The United States and Taiwan signed a five-year agreement Friday in Washington to create an annual U.S.-Taiwan Economic Prosperity Partnership Dialogue to increase bilateral cooperation.
The Washington meeting covered economic areas such as supply chains, investment screening and renewable energy.
“Future EPP Dialogues will help strengthen the U.S.-Taiwan economic relationship, further magnify the two societies’ respect for democracy, and strengthen our shared commitment to free markets, entrepreneurship, and freedom,” the U.S. State Department said in a statement.

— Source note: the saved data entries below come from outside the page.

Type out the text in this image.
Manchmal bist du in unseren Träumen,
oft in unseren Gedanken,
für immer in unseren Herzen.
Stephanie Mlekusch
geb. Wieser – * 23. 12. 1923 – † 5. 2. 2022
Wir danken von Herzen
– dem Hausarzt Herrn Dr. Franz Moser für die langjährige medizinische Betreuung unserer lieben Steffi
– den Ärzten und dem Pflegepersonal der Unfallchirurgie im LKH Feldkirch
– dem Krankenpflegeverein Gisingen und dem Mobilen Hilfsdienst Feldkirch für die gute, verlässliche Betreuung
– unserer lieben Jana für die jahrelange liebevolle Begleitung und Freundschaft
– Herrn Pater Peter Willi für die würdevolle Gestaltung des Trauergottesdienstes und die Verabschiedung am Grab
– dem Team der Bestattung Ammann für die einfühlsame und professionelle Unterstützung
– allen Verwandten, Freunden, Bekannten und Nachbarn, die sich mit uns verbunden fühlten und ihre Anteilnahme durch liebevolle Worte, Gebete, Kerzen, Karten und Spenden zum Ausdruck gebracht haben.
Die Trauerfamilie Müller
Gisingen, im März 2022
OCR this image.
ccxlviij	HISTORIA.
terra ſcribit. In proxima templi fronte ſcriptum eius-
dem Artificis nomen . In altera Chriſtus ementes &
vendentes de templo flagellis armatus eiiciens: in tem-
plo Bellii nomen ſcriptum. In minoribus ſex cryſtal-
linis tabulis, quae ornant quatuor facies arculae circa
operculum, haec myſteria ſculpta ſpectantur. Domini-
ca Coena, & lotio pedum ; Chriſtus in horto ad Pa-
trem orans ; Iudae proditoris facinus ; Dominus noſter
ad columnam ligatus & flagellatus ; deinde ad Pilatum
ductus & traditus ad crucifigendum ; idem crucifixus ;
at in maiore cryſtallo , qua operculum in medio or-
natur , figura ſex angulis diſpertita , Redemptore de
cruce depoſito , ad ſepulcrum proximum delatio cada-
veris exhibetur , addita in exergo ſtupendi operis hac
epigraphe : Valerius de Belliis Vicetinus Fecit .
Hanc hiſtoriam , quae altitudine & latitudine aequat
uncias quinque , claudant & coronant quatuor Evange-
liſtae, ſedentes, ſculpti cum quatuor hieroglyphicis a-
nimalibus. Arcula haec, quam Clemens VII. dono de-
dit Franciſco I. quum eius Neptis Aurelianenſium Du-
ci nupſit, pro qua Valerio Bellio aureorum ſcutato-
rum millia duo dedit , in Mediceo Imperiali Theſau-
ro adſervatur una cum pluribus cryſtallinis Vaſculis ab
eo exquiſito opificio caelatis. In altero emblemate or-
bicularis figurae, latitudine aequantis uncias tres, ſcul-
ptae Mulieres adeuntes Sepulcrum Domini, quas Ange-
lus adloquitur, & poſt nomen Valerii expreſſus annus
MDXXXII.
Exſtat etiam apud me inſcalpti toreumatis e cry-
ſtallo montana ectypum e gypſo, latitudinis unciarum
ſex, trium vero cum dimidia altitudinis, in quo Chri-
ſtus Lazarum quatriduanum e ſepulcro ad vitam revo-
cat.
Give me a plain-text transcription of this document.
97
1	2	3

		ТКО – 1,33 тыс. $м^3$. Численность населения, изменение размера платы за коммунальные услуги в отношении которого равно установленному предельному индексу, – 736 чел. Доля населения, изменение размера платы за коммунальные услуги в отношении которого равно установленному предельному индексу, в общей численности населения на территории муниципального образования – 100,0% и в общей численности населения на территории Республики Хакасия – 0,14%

The U.S. delegation was headed by the Undersecretary of State for Economic Growth, Energy, and the Environment Keith Krach, and the Taipei delegation by Taiwanese minister without portfolio John Deng.
U.S. officials from the American Institute in Taipei, the de facto U.S. Embassy for Taiwan, and the Taiwan government officials participated in the meeting virtually.
The EPP Dialogue will operate under the auspices of the AIT and the Taipei Economic and Cultural Representative Office.
According to data from the United States Trade Representative’s office, U.S. trade with Taiwan in 2019 amounted to $103.9 billion.
Under the Trump administration, U.S. has been selling more advanced weapons to Taiwan, including Harpoon missile systems announced in October, at a cost of $2.37 billion.